My child is different. Her genetics make it so. Due to a random stroke of fate, a chunk of her DNA is missing. Nobody knows why.
But to her old friends, none of that matters. They don’t see what’s “missing.” They see her joy, her light, and her infectious laugh. They love her big hugs and her playful curiosity. They accept her for exactly who she is.
But new friends, some adults and children, hesitate. “What’s wrong with her?” they ask in hushed voices… which we can totally hear by the way.
There is nothing wrong with her.
She might struggle to communicate clearly at times. She might stumble over her words or repeat herself, but that doesn’t mean she doesn’t have something valuable to say. She wants to be a part of the conversation.

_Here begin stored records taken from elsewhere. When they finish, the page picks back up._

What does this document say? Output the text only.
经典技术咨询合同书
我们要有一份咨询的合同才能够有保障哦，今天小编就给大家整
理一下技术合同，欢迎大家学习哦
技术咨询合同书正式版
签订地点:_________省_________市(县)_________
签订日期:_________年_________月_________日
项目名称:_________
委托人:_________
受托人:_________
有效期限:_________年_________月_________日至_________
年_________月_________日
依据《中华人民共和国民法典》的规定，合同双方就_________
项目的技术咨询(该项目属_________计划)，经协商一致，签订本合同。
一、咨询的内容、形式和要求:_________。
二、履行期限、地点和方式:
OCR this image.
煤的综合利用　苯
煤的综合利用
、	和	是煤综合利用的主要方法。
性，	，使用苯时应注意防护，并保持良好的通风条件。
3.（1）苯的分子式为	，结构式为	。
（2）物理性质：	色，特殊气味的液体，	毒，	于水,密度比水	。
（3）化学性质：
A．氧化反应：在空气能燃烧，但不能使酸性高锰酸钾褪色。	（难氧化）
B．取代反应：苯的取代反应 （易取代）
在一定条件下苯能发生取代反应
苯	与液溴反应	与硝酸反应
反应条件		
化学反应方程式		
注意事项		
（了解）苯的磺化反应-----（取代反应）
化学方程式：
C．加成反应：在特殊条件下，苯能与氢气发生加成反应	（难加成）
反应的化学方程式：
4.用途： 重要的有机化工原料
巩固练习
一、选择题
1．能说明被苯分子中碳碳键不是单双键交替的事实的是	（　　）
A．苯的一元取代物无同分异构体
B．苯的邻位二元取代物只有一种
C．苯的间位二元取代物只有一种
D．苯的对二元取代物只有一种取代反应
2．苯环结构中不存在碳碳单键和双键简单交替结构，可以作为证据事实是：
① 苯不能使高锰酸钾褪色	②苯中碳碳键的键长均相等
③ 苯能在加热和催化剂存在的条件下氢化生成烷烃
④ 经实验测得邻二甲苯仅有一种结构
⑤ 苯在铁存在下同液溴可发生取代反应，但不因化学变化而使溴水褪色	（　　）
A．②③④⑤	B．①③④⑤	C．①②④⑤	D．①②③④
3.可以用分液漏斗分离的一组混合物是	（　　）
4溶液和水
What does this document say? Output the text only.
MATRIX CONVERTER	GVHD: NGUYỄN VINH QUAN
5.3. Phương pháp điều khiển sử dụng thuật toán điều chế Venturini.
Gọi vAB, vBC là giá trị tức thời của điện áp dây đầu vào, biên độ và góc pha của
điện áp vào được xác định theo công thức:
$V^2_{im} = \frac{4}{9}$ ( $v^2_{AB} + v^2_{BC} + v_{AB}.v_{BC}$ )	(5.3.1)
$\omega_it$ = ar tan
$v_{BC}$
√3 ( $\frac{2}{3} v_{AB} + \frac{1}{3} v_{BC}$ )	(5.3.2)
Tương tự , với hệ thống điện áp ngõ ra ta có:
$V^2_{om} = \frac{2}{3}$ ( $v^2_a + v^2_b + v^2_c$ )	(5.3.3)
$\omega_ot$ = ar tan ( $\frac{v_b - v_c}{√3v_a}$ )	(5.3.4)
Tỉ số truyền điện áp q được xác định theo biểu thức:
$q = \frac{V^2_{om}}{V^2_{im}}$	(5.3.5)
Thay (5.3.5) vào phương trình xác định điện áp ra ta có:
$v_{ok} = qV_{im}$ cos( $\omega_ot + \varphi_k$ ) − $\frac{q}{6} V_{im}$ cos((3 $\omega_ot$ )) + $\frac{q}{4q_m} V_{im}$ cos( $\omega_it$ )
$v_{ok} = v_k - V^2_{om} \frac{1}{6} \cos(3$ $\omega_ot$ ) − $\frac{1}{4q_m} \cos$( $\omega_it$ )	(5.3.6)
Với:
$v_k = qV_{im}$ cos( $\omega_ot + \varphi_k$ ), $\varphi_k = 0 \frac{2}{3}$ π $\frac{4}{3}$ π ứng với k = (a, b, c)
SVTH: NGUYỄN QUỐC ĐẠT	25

She may not always pick up on subtle social cues or realize when she’s being excluded or teased, but as she grows, she’s becoming more aware. And as any parent knows, when your child comes home in tears because they were left out at recess, it breaks your heart—whether they have a disability or not.
We know she won’t be invited to everything, and we’re teaching her that’s okay. Learning to read social cues and understanding that people sometimes need space is part of growing up. (Side Note: Number of parties she was invited to last school year? ZERO.)
But here’s what I ask: include her when you can. It might not seem like a big deal to ask her to sit with you at assembly, play catch at recess, or join you on the swings after school—even if it’s just for a few minutes. For her, these small moments mean everything.
This is my child. Her dad, her brother, and I love her deeply. It hurts us when she’s ignored, talked over, whispered about, or stared at.
Get to know Avery. You won’t be disappointed.
So, as this school year unfolds, please remind your children that every kid, no matter their abilities, deserves kindness, inclusion, and friendship.
“I have a lot of friends. We play tag at lunch and it’s so much fun. I love meeting new friends. You should always be kind to everyone. I always say hi and show new kids around.”